Shaping The Future Of Middle Eastern Banking

Global Finance reports on the Central Bank of Kuwait’s "Shaping the Future" conference.

Kuwait city.

Over 1,000regulators, high-profile bankers, tech entrepreneurs, finance consultants and support organizations gathered in Kuwait City on September 23 at the Central Bank of Kuwait’s International Banking Conference to discuss whether banks or technology companies will gain the upper hand in shaping the future of digital banking.

The event touched on four themes:

•How does the current state of the global economy reflect on the banking industry?

•What is the impact of technology and innovation on financial services?

•What are the key trends in today’s banking industry?

•What does the future hold for banks?

Banks Have the Upper Hand, for Now

So far, banks remain dominant players in the MENA region. No Fintech or disruptive innovation has managed to upset that balance of power, but the existing balance of power may not last forever.

“We have a brand, a global footprint and trust. That is crucial. When you give your personal information and money you need trust,” said Martin Tricaud CEO of HSBC MENA and Turkey.

“Cybersecurity will be a factor pushing clients from traditional to digital banking. For now, people have tried with little amounts but the minute they see it is secure we will witness a big switch. So I’m telling banks: ‘shape up or shape out’,” explained Mubarak Rashid al-Mansouri, Governor the Central Bank of the United Arab Emirates.

Citi’s Global Chief Economist Catherine Mann pointed out that small customer-facing institutions are more directly threatened than global lenders offering a vast array of services like trade finance, bonds, investment and foreign exchange. “No fintech has replicated the set of activities that a large multinational institution has,” she noted.

More Digitization, More Partnerships

Although fintech has been around for more than 10 years, the vast majority of speakers agreed that MENA lenders still have a long way to go in taking advantage of new technologies and innovations.

“Data for example is a fantastic opportunity for the industry.
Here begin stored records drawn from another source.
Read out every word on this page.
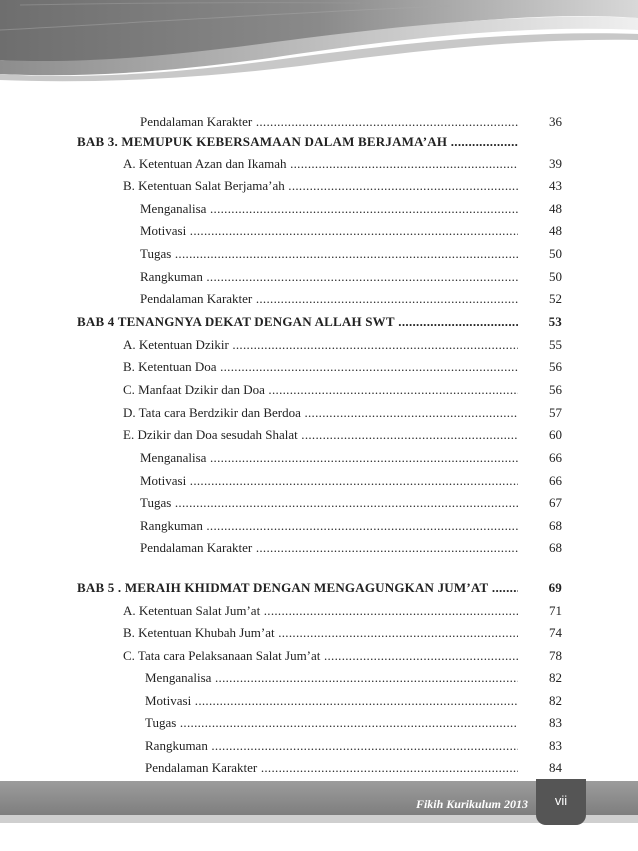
Pendalaman Karakter .....	36
BAB 3. MEMUPUK KEBERSAMAAN DALAM BERJAMA’AH .....
A. Ketentuan Azan dan Ikamah .....	39
B. Ketentuan Salat Berjama’ah .....	43
Menganalisa .....	48
Motivasi .....	48
Tugas .....	50
Rangkuman .....	50
Pendalaman Karakter .....	52
BAB 4 TENANGNYA DEKAT DENGAN ALLAH SWT .....	53
A. Ketentuan Dzikir .....	55
B. Ketentuan Doa .....	56
C. Manfaat Dzikir dan Doa .....	56
D. Tata cara Berdzikir dan Berdoa .....	57
E. Dzikir dan Doa sesudah Shalat .....	60
Menganalisa .....	66
Motivasi .....	66
Tugas .....	67
Rangkuman .....	68
Pendalaman Karakter .....	68
BAB 5 . MERAIH KHIDMAT DENGAN MENGAGUNGKAN JUM’AT .....	69
A. Ketentuan Salat Jum’at .....	71
B. Ketentuan Khubah Jum’at .....	74
C. Tata cara Pelaksanaan Salat Jum’at .....	78
Menganalisa .....	82
Motivasi .....	82
Tugas .....	83
Rangkuman .....	83
Pendalaman Karakter .....	84
Fikih Kurikulum 2013	vii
Banks have a lot of information but the issue is how are they using it today?” asked James Cliffe managing director Europe and MEA at Refinitiv.

“There has been a lot of change but we still need more e-KYC, more sandboxes, more cashless ecosystems,” said Otto Williams VP, head of Strategic Partnerships, Fintechs and Ventures, CEMEA Visa.

One of the main obstacles to growing innovation seems to be difficulty to scale. Although several lenders said they were open to partnerships with tech entrepreneurs and other players such as telecom providers, scaling geographically continues to be a challenge.

“Cross-border is still an issue, yet there is great potential in our region and the more we do it, the less we need big technology companies in the future,” argued al-Mansouri.

Think Like a Tech Titan

Giant tech firms such as Apple, Amazon, Facebook, AliPay or Wechat are stepping up to grab their share of the global financial sector. It is a reality banks will have to face sooner than later, in all parts of the world. In his keynote speech, Governor Al-Hashel from the Central Bank of Kuwait stressed that “banks could find themselves sidelined by big-techs.”To counter the storm, he says, lenders should overcome five challenges: customer loyalty, value, efficiency, resilience, and talent.

“Customers are all asking us when is Apple Pay coming in,” says Adel Abdul Wahab Al-Majed, vice chairman of Kuwait’s Boubyan bank.

Regulators admit they have little power to supervise the newcomers. “Big Techs offer services to your people yet they are beyond your juridisdiction and you have no control over them. This will ultimately change the role of the regulator,” argued Rasheed Mohammad Al Maraj, Governor of the Central Bank of Bahrain.

“For banks to survive we have too change the mindset. We need to think like a big tech with a banking license,” said Abdul Aziz al Ghurair, CEO of Mashreq group.

Human Capital Key

Throughout the different panels, speakers highlighted the crucial role of human resources in changing the mindsets.

“Today we need 30%-40% of banks’ staff to have a tech background. There are so many new jobs like head of digital strategy, head of cloud or data scientist… Those jobs did not exist three years ago and [the] talent [they require]is hard to find,” said Abdul Aziz al Ghurair, CEO of Mashreq.

Here as well, countries have a responsibility to educate—not only the youth butcurrent employees as well.

“Cybersecurity is as important as any living skill. It should be taught at primary school,” said Governor Datuk Nor Shamsiah Mohd Yunus from the Central Bank of Malaysia.

“We need to prepare our graduates for a shift in the labor market,” argued Hashel stressing the importance of offering training to current staff members as well.

Education can go both ways. “It can be difficult to teach a regulator technology but maybe it should be the other way around. We could bring tech savvy people in and teach them regulation,” says Mubarak Rashid al Mansouri Governor the Central Bank of the United Arab Emirates.